Version 2.0 is a near-complete redesign of the project, with its components loosely coupled in a lambda architecture. New algorithms, and new abstractions for those algorithms (e.g., for hyper-parameter selection), can be added at any time.
When a powerful project becomes popular, it’s often complemented by third-party projects that make it easier to use. PyTorch Lightning provides an organisational wrapper for PyTorch, so that you can focus on the code that matters instead of writing boilerplate for each project.
Lightning projects use a class-based structure, so each common step for a PyTorch project is encapsulated in a class method. The training and validation loops are semi-automated, so you only need to provide your logic for each step. It’s also easier to set up the training results in multiple GPUs or different hardware mixes, because the instructions and object references for doing so are centralised.
Python has become a go-to programming language for math, science, and statistics due to its ease of adoption and the breadth of libraries available for nearly any application. Scikit-learn leverages this breadth by building on top of several existing Python packages—NumPy, SciPy, and Matplotlib—for math and science work.

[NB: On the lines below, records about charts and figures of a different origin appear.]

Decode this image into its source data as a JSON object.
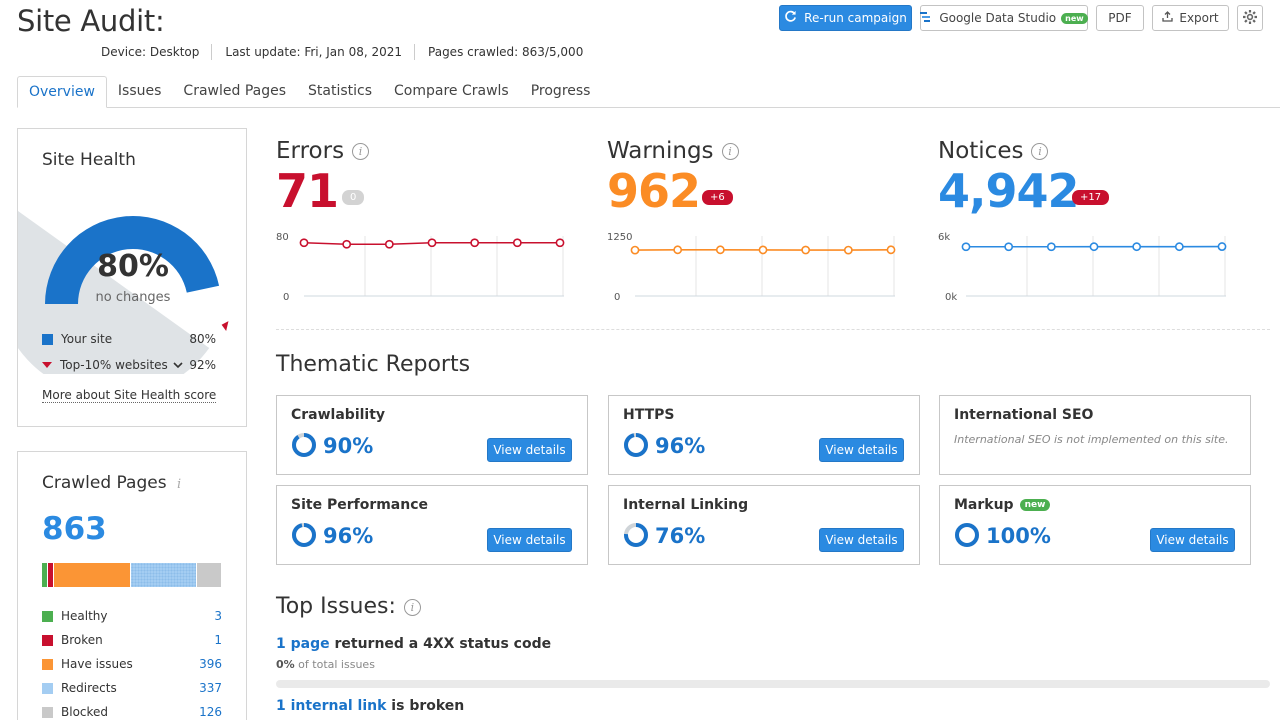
{
  "header": {
    "title": "Site Audit:",
    "meta": [
      "Device: Desktop",
      "Last update: Fri, Jan 08, 2021",
      "Pages crawled: 863/5,000"
    ],
    "rerun_label": "Re-run campaign",
    "gds_label": "Google Data Studio",
    "gds_badge": "new",
    "pdf_label": "PDF",
    "export_label": "Export"
  },
  "tabs": [
    "Overview",
    "Issues",
    "Crawled Pages",
    "Statistics",
    "Compare Crawls",
    "Progress"
  ],
  "site_health": {
    "title": "Site Health",
    "score": "80%",
    "score_value": 80,
    "top10_value": 92,
    "change_text": "no changes",
    "your_site_label": "Your site",
    "your_site_value": "80%",
    "top10_label": "Top-10% websites",
    "top10_display": "92%",
    "more_link": "More about Site Health score",
    "colors": {
      "your_site": "#1a73c9",
      "remaining": "#dfe3e6",
      "top10_marker": "#c8102e"
    }
  },
  "crawled_pages": {
    "title": "Crawled Pages",
    "count": "863",
    "rows": [
      {
        "label": "Healthy",
        "value": "3",
        "color": "#4caf50"
      },
      {
        "label": "Broken",
        "value": "1",
        "color": "#c8102e"
      },
      {
        "label": "Have issues",
        "value": "396",
        "color": "#fb9535"
      },
      {
        "label": "Redirects",
        "value": "337",
        "color": "#a4cdf2"
      },
      {
        "label": "Blocked",
        "value": "126",
        "color": "#c9c9c9"
      }
    ]
  },
  "metrics": [
    {
      "label": "Errors",
      "value": "71",
      "delta": "0",
      "delta_style": "zero",
      "color": "#c8102e",
      "y_top": "80",
      "y_bottom": "0",
      "ymax": 80,
      "points": [
        71,
        69,
        69,
        71,
        71,
        71,
        71
      ]
    },
    {
      "label": "Warnings",
      "value": "962",
      "delta": "+6",
      "delta_style": "red",
      "color": "#fb8c25",
      "y_top": "1250",
      "y_bottom": "0",
      "ymax": 1250,
      "points": [
        956,
        962,
        962,
        960,
        958,
        956,
        962
      ]
    },
    {
      "label": "Notices",
      "value": "4,942",
      "delta": "+17",
      "delta_style": "red",
      "color": "#2b8ae1",
      "y_top": "6k",
      "y_bottom": "0k",
      "ymax": 6000,
      "points": [
        4925,
        4925,
        4925,
        4930,
        4930,
        4930,
        4942
      ]
    }
  ],
  "thematic": {
    "title": "Thematic Reports",
    "view_label": "View details",
    "reports": [
      {
        "name": "Crawlability",
        "pct": "90%",
        "value": 90,
        "badge": ""
      },
      {
        "name": "HTTPS",
        "pct": "96%",
        "value": 96,
        "badge": ""
      },
      {
        "name": "International SEO",
        "pct": "",
        "value": 0,
        "note": "International SEO is not implemented on this site.",
        "badge": ""
      },
      {
        "name": "Site Performance",
        "pct": "96%",
        "value": 96,
        "badge": ""
      },
      {
        "name": "Internal Linking",
        "pct": "76%",
        "value": 76,
        "badge": ""
      },
      {
        "name": "Markup",
        "pct": "100%",
        "value": 100,
        "badge": "new"
      }
    ]
  },
  "top_issues": {
    "title": "Top Issues:",
    "issues": [
      {
        "link": "1 page",
        "rest": " returned a 4XX status code",
        "pct": "0%",
        "sub": " of total issues"
      },
      {
        "link": "1 internal link",
        "rest": " is broken"
      }
    ]
  }
}
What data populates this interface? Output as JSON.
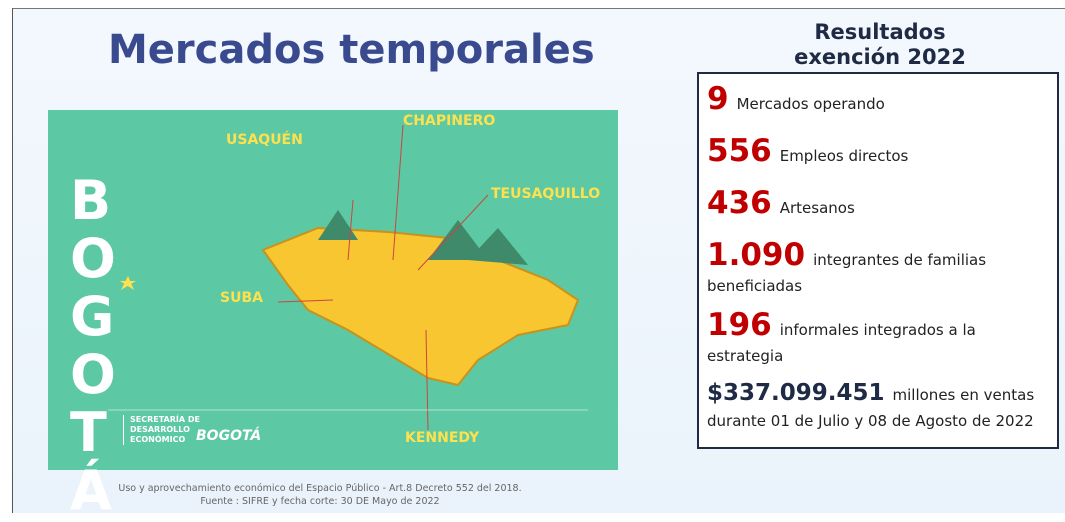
{
  "title": "Mercados temporales",
  "map": {
    "wordmark": "BOGOTÁ",
    "localities": [
      "USAQUÉN",
      "CHAPINERO",
      "TEUSAQUILLO",
      "SUBA",
      "KENNEDY"
    ],
    "secretaria": "SECRETARÍA DE DESARROLLO ECONÓMICO",
    "logo": "BOGOTÁ"
  },
  "source": "Uso y aprovechamiento económico del Espacio Público -  Art.8  Decreto 552 del 2018.  Fuente : SIFRE y fecha corte: 30 DE Mayo de 2022",
  "results": {
    "title": "Resultados exención 2022",
    "items": [
      {
        "number": "9",
        "text": "Mercados operando"
      },
      {
        "number": "556",
        "text": "Empleos directos"
      },
      {
        "number": "436",
        "text": "Artesanos"
      },
      {
        "number": "1.090",
        "text": "integrantes de familias beneficiadas"
      },
      {
        "number": "196",
        "text": "informales integrados a la estrategia"
      },
      {
        "number": "$337.099.451",
        "text": "millones en ventas durante 01 de Julio y 08 de Agosto de 2022"
      }
    ]
  }
}
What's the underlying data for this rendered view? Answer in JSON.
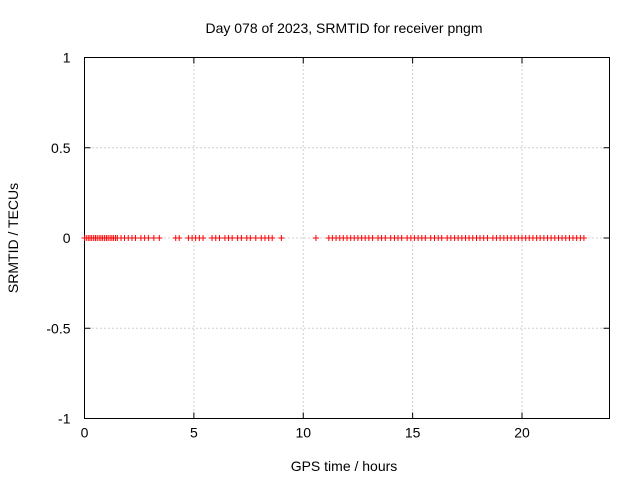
{
  "chart_data": {
    "type": "scatter",
    "title": "Day 078 of 2023, SRMTID for receiver pngm",
    "xlabel": "GPS time / hours",
    "ylabel": "SRMTID / TECUs",
    "xlim": [
      0,
      24
    ],
    "ylim": [
      -1,
      1
    ],
    "grid": true,
    "marker": "+",
    "x_ticks": [
      0,
      5,
      10,
      15,
      20
    ],
    "x_tick_labels": [
      "0",
      "5",
      "10",
      "15",
      "20"
    ],
    "y_ticks": [
      1,
      0.5,
      0,
      -0.5,
      -1
    ],
    "y_tick_labels": [
      "1",
      "0.5",
      "0",
      "-0.5",
      "-1"
    ],
    "series": [
      {
        "name": "SRMTID",
        "color": "#ff0000",
        "x": [
          0.0,
          0.08,
          0.17,
          0.25,
          0.33,
          0.42,
          0.5,
          0.58,
          0.67,
          0.75,
          0.83,
          0.92,
          1.0,
          1.08,
          1.17,
          1.25,
          1.33,
          1.42,
          1.5,
          1.67,
          1.83,
          2.0,
          2.17,
          2.33,
          2.58,
          2.75,
          2.92,
          3.17,
          3.42,
          4.17,
          4.33,
          4.75,
          4.92,
          5.08,
          5.25,
          5.42,
          5.83,
          6.0,
          6.17,
          6.42,
          6.58,
          6.75,
          7.0,
          7.17,
          7.42,
          7.58,
          7.83,
          8.08,
          8.25,
          8.42,
          8.58,
          9.0,
          10.58,
          11.17,
          11.33,
          11.5,
          11.67,
          11.83,
          12.0,
          12.17,
          12.33,
          12.5,
          12.67,
          12.83,
          13.0,
          13.17,
          13.42,
          13.58,
          13.75,
          14.0,
          14.17,
          14.33,
          14.5,
          14.75,
          14.92,
          15.08,
          15.25,
          15.42,
          15.58,
          15.83,
          16.0,
          16.17,
          16.33,
          16.58,
          16.75,
          16.92,
          17.08,
          17.25,
          17.42,
          17.58,
          17.75,
          17.92,
          18.08,
          18.25,
          18.42,
          18.67,
          18.83,
          19.0,
          19.17,
          19.33,
          19.5,
          19.67,
          19.83,
          20.0,
          20.17,
          20.33,
          20.5,
          20.67,
          20.83,
          21.0,
          21.17,
          21.33,
          21.5,
          21.67,
          21.83,
          22.0,
          22.17,
          22.33,
          22.5,
          22.67,
          22.83
        ],
        "y": [
          0,
          0,
          0,
          0,
          0,
          0,
          0,
          0,
          0,
          0,
          0,
          0,
          0,
          0,
          0,
          0,
          0,
          0,
          0,
          0,
          0,
          0,
          0,
          0,
          0,
          0,
          0,
          0,
          0,
          0,
          0,
          0,
          0,
          0,
          0,
          0,
          0,
          0,
          0,
          0,
          0,
          0,
          0,
          0,
          0,
          0,
          0,
          0,
          0,
          0,
          0,
          0,
          0,
          0,
          0,
          0,
          0,
          0,
          0,
          0,
          0,
          0,
          0,
          0,
          0,
          0,
          0,
          0,
          0,
          0,
          0,
          0,
          0,
          0,
          0,
          0,
          0,
          0,
          0,
          0,
          0,
          0,
          0,
          0,
          0,
          0,
          0,
          0,
          0,
          0,
          0,
          0,
          0,
          0,
          0,
          0,
          0,
          0,
          0,
          0,
          0,
          0,
          0,
          0,
          0,
          0,
          0,
          0,
          0,
          0,
          0,
          0,
          0,
          0,
          0,
          0,
          0,
          0,
          0,
          0,
          0
        ]
      }
    ]
  }
}
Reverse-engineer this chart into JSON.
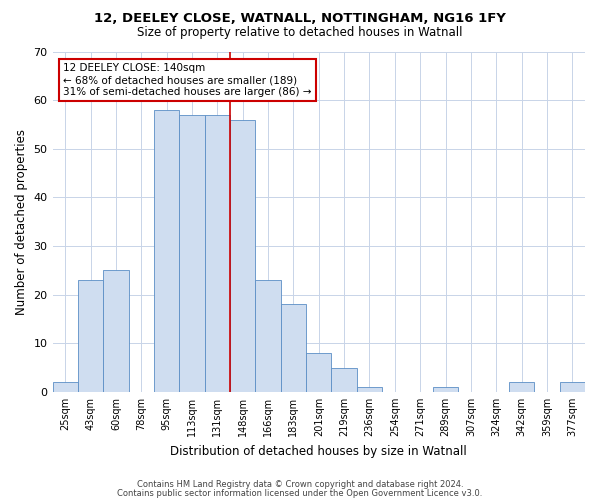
{
  "title": "12, DEELEY CLOSE, WATNALL, NOTTINGHAM, NG16 1FY",
  "subtitle": "Size of property relative to detached houses in Watnall",
  "xlabel": "Distribution of detached houses by size in Watnall",
  "ylabel": "Number of detached properties",
  "bar_labels": [
    "25sqm",
    "43sqm",
    "60sqm",
    "78sqm",
    "95sqm",
    "113sqm",
    "131sqm",
    "148sqm",
    "166sqm",
    "183sqm",
    "201sqm",
    "219sqm",
    "236sqm",
    "254sqm",
    "271sqm",
    "289sqm",
    "307sqm",
    "324sqm",
    "342sqm",
    "359sqm",
    "377sqm"
  ],
  "bar_values": [
    2,
    23,
    25,
    0,
    58,
    57,
    57,
    56,
    23,
    18,
    8,
    5,
    1,
    0,
    0,
    1,
    0,
    0,
    2,
    0,
    2
  ],
  "bar_color": "#cfddf0",
  "bar_edgecolor": "#5b8ec5",
  "vline_color": "#cc0000",
  "annotation_line1": "12 DEELEY CLOSE: 140sqm",
  "annotation_line2": "← 68% of detached houses are smaller (189)",
  "annotation_line3": "31% of semi-detached houses are larger (86) →",
  "annotation_box_edgecolor": "#cc0000",
  "ylim": [
    0,
    70
  ],
  "yticks": [
    0,
    10,
    20,
    30,
    40,
    50,
    60,
    70
  ],
  "footer1": "Contains HM Land Registry data © Crown copyright and database right 2024.",
  "footer2": "Contains public sector information licensed under the Open Government Licence v3.0.",
  "background_color": "#ffffff",
  "grid_color": "#c8d4e8"
}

The resulting libraries can be used for interactive “workbench” applications or embedded into other software and reused. The kit is available under a BSD license, so it’s fully open and reusable.
Shogun is one of the longest-lived projects in this collection. It was created in 1999 and written in C++, but can be used with Java, Python, C#, Ruby, R, Lua, Octave, and Matlab. The latest major version, 6.0.0, adds native support for Microsoft Windows and the Scala language.
Though popular and wide-ranging, Shogun has competition. Another C++-based machine learning library, Mlpack, has been around only since 2011, but professes to be faster and easier to work with (by way of a more integral API set) than competing libraries.
The machine learning library for Apache Spark and Apache Hadoop, MLlib boasts many common algorithms and useful data types, designed to run at speed and scale. Although Java is the primary language for working in MLlib, Python users can connect MLlib with the NumPy library, Scala users can write code against MLlib, and R users can plug into Spark as of version 1.5.
Version 3 of MLlib focuses on using Spark’s DataFrame API (as opposed to the older RDD API), and provides many new classification and evaluation functions.
Weka, created by the Machine Learning Group at the University of Waikato, is billed as “machine learning without programming.” It’s a GUI workbench that empowers data wranglers to assemble machine learning pipelines, train models, and run predictions without having to write code.
Weka works directly with R, Apache Spark, and Python, the latter by way of a direct wrapper or through interfaces for common numerical libraries like NumPy, Pandas, SciPy, and Scikit-learn. Weka’s big advantage is that it provides browsable, friendly interfaces for every aspect of your job including package management, preprocessing, classification, and visualisation.